After I had carefully read everything on the pages as they went by and finished filling out the online forms to get my tickets, I got a confirmation email. Again, I carefully read everything on the email. “All sales final.”…okay… “No refunds allowed.”…okay… “Your credit card has automatically been billed.”…yada yada. In teeny-tiny type down at the bottom of the email, I read “please allow AT LEAST two weeks for ticket delivery.”
I started to freak out. The concert was in ten days, and they hadn’t told me anywhere on their online pages that they needed two weeks to get the tickets to me. Not even Canada Post is slow enough to take two weeks to mail something between Montreal and Ottawa. I desperately clicked the “back” button on my browser to re-read all of the pages and make sure I didn’t miss anything. I came up empty.
I spent an anxious few days wondering if I should call the box office, only to find the tickets waiting for me in our mailbox on the Monday before the concert. I breathed a deep sigh of relief. Their ticket terror tactics were only in place to legally cover their asses and, apparently, to make me feel needlessly ill.
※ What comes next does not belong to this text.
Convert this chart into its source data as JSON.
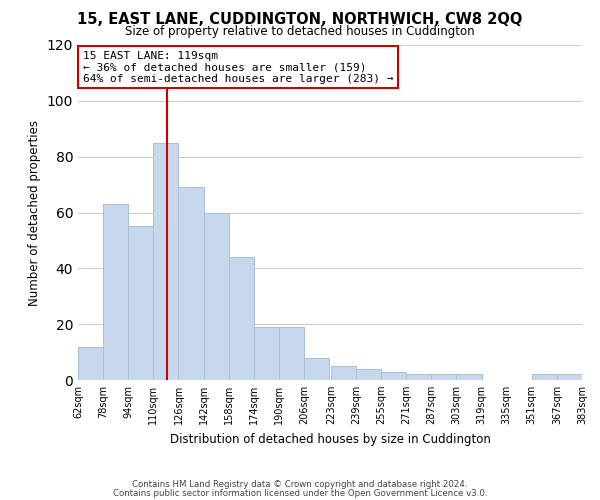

Next stop, Montreal! Do to a personal mess that I don’t care to get into, we had left our packing to the last minute. Our hope was to pack up the car the morning of the concert (it was a Friday), drive into work, and then drive straight from work to the show. The fates conspired against us, unfortunately.
After work, we fought rush hour traffic back home, spent an hour packing, had to get dinner, had to gas up the car, and then fought rush hour traffic all the way out to the east end and out of town to Montreal. Over the course of these events, Stacey (with an impudent grin) insisted on asking me if I had the tickets every five minutes or so and expected me to prove it by showing them to her. Fortunately, after the last time, I had learned my lesson.
By the time we were solidly on the road, it was almost 7 pm and the band was on stage for 8:45 sharp. An hour and a half to Montreal was do-able, but really tight. Everything depended on traffic and a total lack of police on the road.
The next hour and half was a whirlwind of high-beams, catching “waves” of high-speed drivers, and a whole pant-load of luck. We pulled into downtown Montreal with 15 minutes to spare onto Rue St-Laurent, the very street where the concert was being held.
One problem: despite what the sign had said when we pulled of the highway, we weren’t actually on St-Laurent. We parked three blocks away from the venue only to find out we weren’t actually three blocks away.
Stacey, the quintessential optimist when it comes to taking the advice of strangers, asked a lady where the street was, en Français, no less. The dumbfounded looking lady, after scratching her big dumb head and rolling her big dumb eyes for a while, sent us six blocks in the opposite direction before we realized we were going the wrong way, asked someone else for directions, and re-traced our steps.
We burst into the nightclub winded, exhausted, and just in time for the first few bars of “Girl From Mars,” Ash’s opening song. Without even regard for our bladders, we found a spot to stand and reveled in our accomplishment. We were there, we were in one piece, and Ash was on the stage. Bliss.